Bruce Schneier over at Wired News calls it out for those of us who still hold onto an irrational belief in science and mathematics. Take a look at his commentary and see for yourself why data mining will never be able to smoke out a single terrorist.
Excerpt:
Let's look at some numbers. We'll be optimistic -- we'll assume the system has a one in 100 false-positive rate (99 percent accurate), and a one in 1,000 false-negative rate (99.9 percent accurate). Assume 1 trillion possible indicators to sift through: that's about 10 events -- e-mails, phone calls, purchases, web destinations, whatever -- per person in the United States per day. Also assume that 10 of them are actually terrorists plotting.It's all in the numbers, people, it's in the odds, it's in the critical analysis of what the numbers mean -- and what they don't mean -- and since the Repugnican anti-intellectual anti-education schoolyard-bully Bushevik apparatchiks took control of the educational framework of this country they have been going out of their way for years to dumb down the populace in every field of science, including mathematics. It shouldn't come as a suprise that Joe Sixpack and his buddies just don't get it. They can't.
This unrealistically accurate system will generate 1 billion false alarms for every real terrorist plot it uncovers. Every day of every year, the police will have to investigate 27 million potential plots in order to find the one real terrorist plot per month. Raise that false-positive accuracy to an absurd 99.9999 percent and you're still chasing 2,750 false alarms per day -- but that will inevitably raise your false negatives, and you're going to miss some of those 10 real plots.
This isn't anything new. In statistics, it's called the "base rate fallacy"... [link added]
Innumeracy is what it's called, and its consequences are as bad as those of illiteracy, and in many ways even more pernicious. Those who can't wrap their minds around even the simplest comparative numerical concepts are primary victims for any shell-game con-artist Ponzi scheme that comes along. And the BFEE has plenty of them, from the oxymoronic destroy-Social-Security-in-order-to-save-it reform package to the Orwellian-named deficit-reduction budget plan -- they can with full confidence make pretty much any outlandish claim they want, swear that the statistics back them up, and the poor fuckers in the Moron-American voting bloc will go along with it because they are incapable of running the numbers for themselves.
Pathetic, really. You'd think they'd teach basic statistics and mathematical thinking in the schools at an early age, but since that would contribute to creating and sustaining the very thing the BFEE doesn't want, an informed and educated electorate that is capable of logical thinking and critical anaylsis, odds are it's not going to happen.
3 Comments:
I'm not great on statistics but I do understand what you just explained.

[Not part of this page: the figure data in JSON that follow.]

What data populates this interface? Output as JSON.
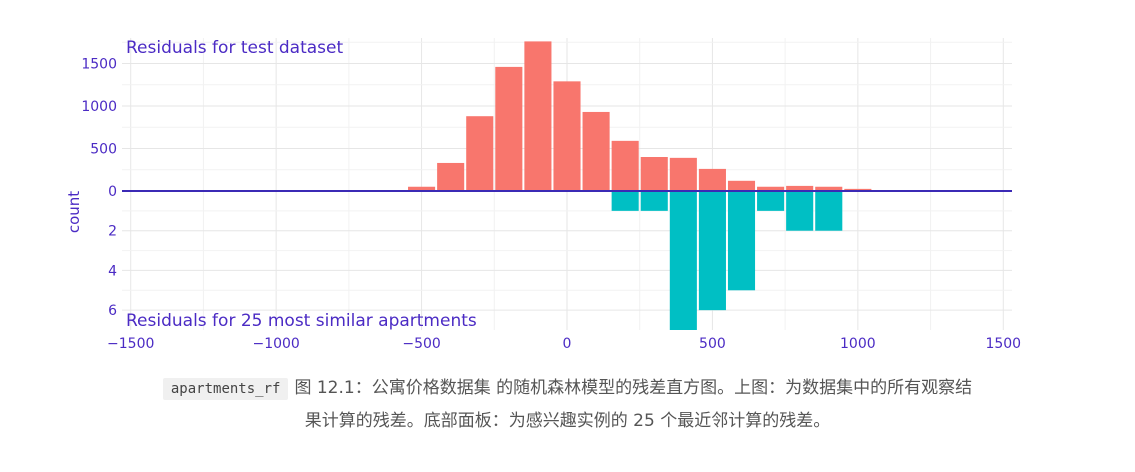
{
  "chart_data": {
    "type": "bar",
    "ylabel": "count",
    "x_ticks": [
      -1500,
      -1000,
      -500,
      0,
      500,
      1000,
      1500
    ],
    "x_range": [
      -1530,
      1530
    ],
    "bin_width": 100,
    "bar_color_top": "#F8766D",
    "bar_color_bottom": "#00BFC4",
    "axis_color": "#3B2AB5",
    "text_color": "#4B2BC4",
    "panels": [
      {
        "title": "Residuals for test dataset",
        "y_ticks": [
          0,
          500,
          1000,
          1500
        ],
        "y_range": [
          0,
          1800
        ],
        "bins": [
          {
            "x": -500,
            "count": 50
          },
          {
            "x": -400,
            "count": 330
          },
          {
            "x": -300,
            "count": 880
          },
          {
            "x": -200,
            "count": 1460
          },
          {
            "x": -100,
            "count": 1760
          },
          {
            "x": 0,
            "count": 1290
          },
          {
            "x": 100,
            "count": 930
          },
          {
            "x": 200,
            "count": 590
          },
          {
            "x": 300,
            "count": 400
          },
          {
            "x": 400,
            "count": 390
          },
          {
            "x": 500,
            "count": 260
          },
          {
            "x": 600,
            "count": 120
          },
          {
            "x": 700,
            "count": 50
          },
          {
            "x": 800,
            "count": 60
          },
          {
            "x": 900,
            "count": 50
          },
          {
            "x": 1000,
            "count": 25
          }
        ]
      },
      {
        "title": "Residuals for 25 most similar apartments",
        "y_ticks": [
          2,
          4,
          6
        ],
        "y_range": [
          0,
          7
        ],
        "bins": [
          {
            "x": 200,
            "count": 1
          },
          {
            "x": 300,
            "count": 1
          },
          {
            "x": 400,
            "count": 7
          },
          {
            "x": 500,
            "count": 6
          },
          {
            "x": 600,
            "count": 5
          },
          {
            "x": 700,
            "count": 1
          },
          {
            "x": 800,
            "count": 2
          },
          {
            "x": 900,
            "count": 2
          }
        ]
      }
    ]
  },
  "caption": {
    "code": "apartments_rf",
    "line1": "图 12.1：公寓价格数据集 的随机森林模型的残差直方图。上图：为数据集中的所有观察结",
    "line2": "果计算的残差。底部面板：为感兴趣实例的 25 个最近邻计算的残差。"
  }
}
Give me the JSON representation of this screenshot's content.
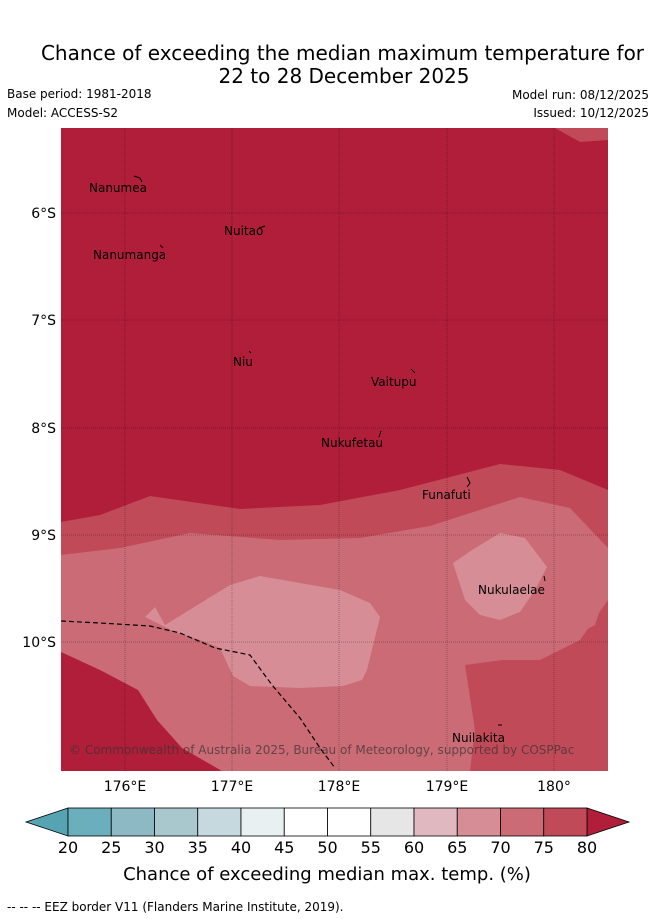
{
  "title": {
    "line1": "Chance of exceeding the median maximum temperature for",
    "line2": "22 to 28 December 2025"
  },
  "meta": {
    "base_period": "Base period: 1981-2018",
    "model": "Model: ACCESS-S2",
    "model_run": "Model run: 08/12/2025",
    "issued": "Issued: 10/12/2025"
  },
  "map": {
    "copyright": "© Commonwealth of Australia 2025, Bureau of Meteorology, supported by COSPPac",
    "places": [
      "Nanumea",
      "Nuitao",
      "Nanumanga",
      "Niu",
      "Vaitupu",
      "Nukufetau",
      "Funafuti",
      "Nukulaelae",
      "Nuilakita"
    ],
    "lat_labels": [
      "6°S",
      "7°S",
      "8°S",
      "9°S",
      "10°S"
    ],
    "lon_labels": [
      "176°E",
      "177°E",
      "178°E",
      "179°E",
      "180°"
    ]
  },
  "colorbar": {
    "ticks": [
      "20",
      "25",
      "30",
      "35",
      "40",
      "45",
      "50",
      "55",
      "60",
      "65",
      "70",
      "75",
      "80"
    ],
    "colors": [
      "#6aafbb",
      "#8cb9c4",
      "#a9c8cd",
      "#c5d9de",
      "#e8f0f2",
      "#ffffff",
      "#ffffff",
      "#e6e6e6",
      "#dfb8c0",
      "#d68d96",
      "#cb6b76",
      "#c14a59",
      "#b01e3a"
    ],
    "under_color": "#56a3b1",
    "over_color": "#b01e3a",
    "label": "Chance of exceeding median max. temp. (%)"
  },
  "footer": {
    "legend": "--  --  -- EEZ border V11 (Flanders Marine Institute, 2019)."
  }
}
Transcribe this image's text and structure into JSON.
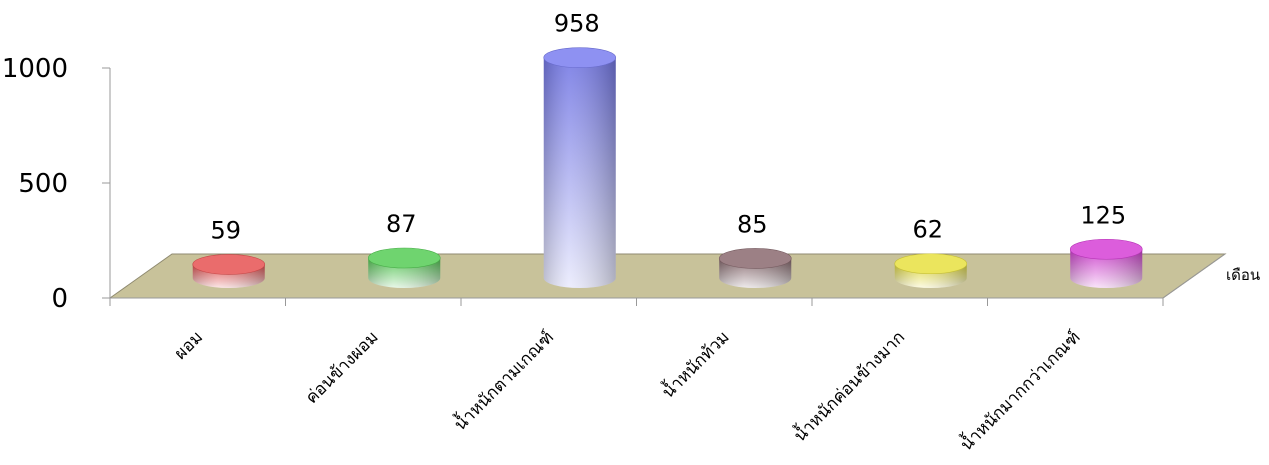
{
  "chart_data": {
    "type": "bar",
    "style": "3d-cylinder",
    "title": "",
    "xlabel": "เดือน",
    "ylabel": "",
    "ylim": [
      0,
      1000
    ],
    "yticks": [
      0,
      500,
      1000
    ],
    "grid": false,
    "legend": "none",
    "categories": [
      "ผอม",
      "ค่อนข้างผอม",
      "น้ำหนักตามเกณฑ์",
      "น้ำหนักท้วม",
      "น้ำหนักค่อนข้างมาก",
      "น้ำหนักมากกว่าเกณฑ์"
    ],
    "values": [
      59,
      87,
      958,
      85,
      62,
      125
    ],
    "colors": [
      "#e65252",
      "#55cc55",
      "#7a7ef0",
      "#8a6a70",
      "#e8e040",
      "#d640d6"
    ],
    "floor_color": "#c8c29a"
  }
}
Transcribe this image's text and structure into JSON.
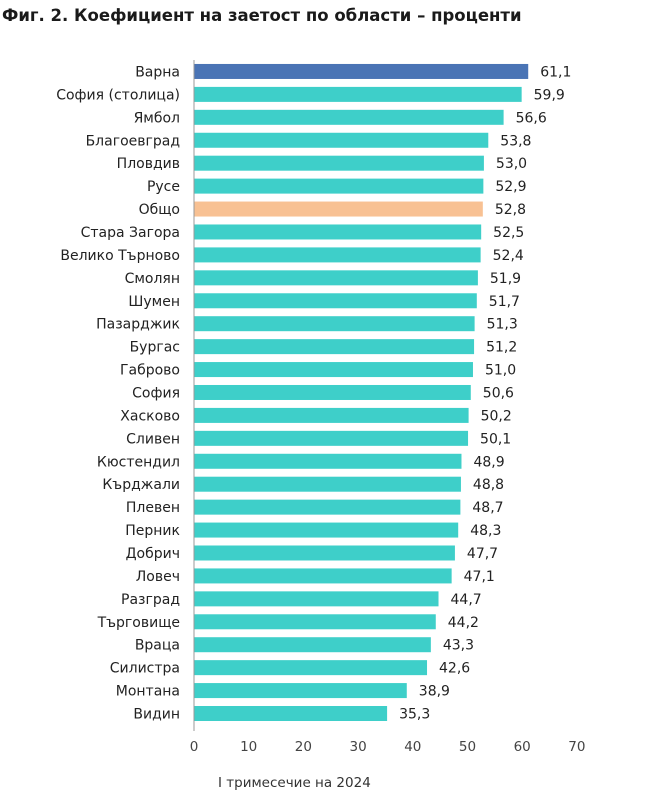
{
  "chart_data": {
    "type": "bar",
    "orientation": "horizontal",
    "title": "Фиг. 2. Коефициент на заетост по области – проценти",
    "xlabel": "I тримесечие на 2024",
    "ylabel": "",
    "xlim": [
      0,
      70
    ],
    "xticks": [
      "0",
      "10",
      "20",
      "30",
      "40",
      "50",
      "60",
      "70"
    ],
    "grid": false,
    "categories": [
      "Варна",
      "София (столица)",
      "Ямбол",
      "Благоевград",
      "Пловдив",
      "Русе",
      "Общо",
      "Стара Загора",
      "Велико Търново",
      "Смолян",
      "Шумен",
      "Пазарджик",
      "Бургас",
      "Габрово",
      "София",
      "Хасково",
      "Сливен",
      "Кюстендил",
      "Кърджали",
      "Плевен",
      "Перник",
      "Добрич",
      "Ловеч",
      "Разград",
      "Търговище",
      "Враца",
      "Силистра",
      "Монтана",
      "Видин"
    ],
    "values": [
      61.1,
      59.9,
      56.6,
      53.8,
      53.0,
      52.9,
      52.8,
      52.5,
      52.4,
      51.9,
      51.7,
      51.3,
      51.2,
      51.0,
      50.6,
      50.2,
      50.1,
      48.9,
      48.8,
      48.7,
      48.3,
      47.7,
      47.1,
      44.7,
      44.2,
      43.3,
      42.6,
      38.9,
      35.3
    ],
    "value_labels": [
      "61,1",
      "59,9",
      "56,6",
      "53,8",
      "53,0",
      "52,9",
      "52,8",
      "52,5",
      "52,4",
      "51,9",
      "51,7",
      "51,3",
      "51,2",
      "51,0",
      "50,6",
      "50,2",
      "50,1",
      "48,9",
      "48,8",
      "48,7",
      "48,3",
      "47,7",
      "47,1",
      "44,7",
      "44,2",
      "43,3",
      "42,6",
      "38,9",
      "35,3"
    ],
    "colors": {
      "default": "#3ecfc9",
      "Варна": "#4a74b5",
      "Общо": "#f8c193"
    }
  }
}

Re South Dakota (I didn't want to join anonymous any longer thanks), they don't care about coat hangers and knitting needles. If some woman dies as a result their attitude is it serves her right. It has always been thus. It's all about punishment; not about saving babies.
No truer words were ever written. This is the same "keep the populace dumb and incapable of critical thinking while the crooked politicians rob the treasury blind", that has been going on for years in Louisiana. The CRIMINALLY CORRUPT REPUGNICANS have taken it national.
Three classes that should be mandatory in every school are Logic, Mathematical Thinking and Basic Statistics.
Without a working knowledge of the ideas and functions contained in those classes, a person is doomed to failure in life and will indeed be fair game for any unscrupulous charlatan who comes along.
It's no wonder that Americans carry an average credit card debt in the neighborhood of $15,000. They can't figure out that they are being gouged by the banks to the tune of billions a year in the high interest rates.